Art faculty vies for local award

Selected by the Houston art community, three professors 
are finalists in competition

by MOHAMMED OLOKODE
The Daily Cougar

Three UH art professors are vying for the Hunting Art Prize worth $50,000.

Gael Stack, Al Souza, and Aaron Parazette are three of nine finalists competing for the prize to be awarded at The Corinthian in Downtown Houston on April 29. 

The Hunting Art Prize is sponsored by Hunting PLC, an international oil services company that began in 1874.

Members of the Houston art community selected the nominees. To qualify for the prize, artists must have lived in the greater Houston area for at least two years. 

The applicants submitted their work on slides and jurors determine the winner in a two-step process. First, the finalists are chosen from the slides and then jurors visit each of the finalists to see their artwork in person. The winner's work will be displayed at that gala. 

Parazette, who came to Houston in 1990 as a Core Fellow of the Glassell School of Art in the Museum of Fine Arts, Houston, graduated from the University of South Florida and The Claremont Graduate School. 

He received the Mid-American Art Alliance, NEA Fellowship in 1994, and his work has been shown in 80 exhibitions including solo exhibitions in Los Angeles, Dallas and San Antonio.

Parazette has participated in group exhibitions in Boston, New York and Korea. He did a two-person show with Ken Price at the Austin Museum of Art and with Francesca Fuchs at Sala Diaz in San Antonio, both in 2001. 

Souza received both bachelors and master's degrees at the University of Massachusetts, Amherst, and began his teaching career in Smith College in Massachusetts. He came to the University of Houston in 1992. 

He has been awarded a California Arts Council Artist Fellowship, two NEA Visual Arts Fellowships and Massachusetts Council on the Arts Fellowships. His artwork has been in more than 70 solo and group exhibitions the United States and Europe. 

Souza said he wouldn't call the Hunting Art Prize a contest. Instead he said he considers it more of an invitation to participate in a prestigious and popular event that showcases talented artists. 

"I'm very honored to be with the other people who are the finalists for this, too," Souza said. "I know most of the (finalists) and so it's very good company to be with."

Stack received her bachelor and master's degrees from the University of Illinois and Southern Illinois University, respectively. 

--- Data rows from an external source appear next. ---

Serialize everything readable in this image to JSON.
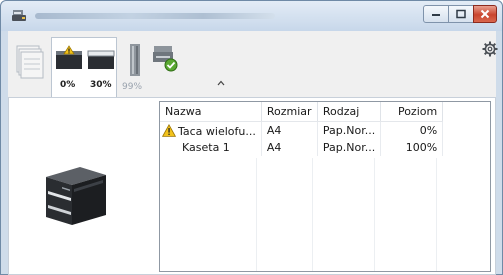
{
  "toolbar": {
    "trays": [
      {
        "id": "tray-bypass",
        "level": "0%"
      },
      {
        "id": "tray-cassette",
        "level": "30%"
      }
    ],
    "toner_level": "99%"
  },
  "table": {
    "headers": [
      "Nazwa",
      "Rozmiar",
      "Rodzaj",
      "Poziom"
    ],
    "rows": [
      {
        "name": "Taca wielofu...",
        "size": "A4",
        "type": "Pap.Nor...",
        "level": "0%",
        "warning": true
      },
      {
        "name": "Kaseta 1",
        "size": "A4",
        "type": "Pap.Nor...",
        "level": "100%",
        "warning": false
      }
    ]
  },
  "colors": {
    "window_frame": "#cfdcea",
    "close_button": "#c9452f",
    "warning": "#f2c21b"
  }
}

She received a Cultural Arts Council of Houston award for Visual Arts and the 1997 Texas Artist of the Year from the Art League of Houston.

Her work has been featured in exhibitions in France, New York, and San Antonio.

Souza said he was inspired by a college professor to pursue his passion for art.

"I knew I wanted to do art when I was an undergraduate student. I have actually been an engineering major and then I had to take one art course as a liberal arts background," he said.

"He showed me that I was (more) interested in materials as art materials than I was interested in materials for engineering. And what he did is he found my passion and he found the direction that I was to go in, and that is what I do with students now," Souza said.

Souza said that passion should determine what a student studies.

"Even if I have someone who's an art major, I might find out that they're much more interested in doing something else, let's say, like playing an instrument. So I really tell them that maybe you should become a music major. 

"It's not the talent that you have; it's the passion that you have," Souza said.

Souza uses jigsaw puzzles to create his art. He takes apart pre-constructed puzzles in large chunks and glues the chunks together on top of one another on wood.

When he finishes he celebrates, Souza said. He looks back at his work and then moves on without changing it.

"It makes me really excited to see because it didn't exist before and I made this exist. And that's very exciting to bring this image into the world.

"I mean, you've done it. It was successful … I have no regrets about it. You move on and do the next one, and do the next one after that. So it's never going back to old work and changing it, it's always about going on to the next one … you move on to the next job."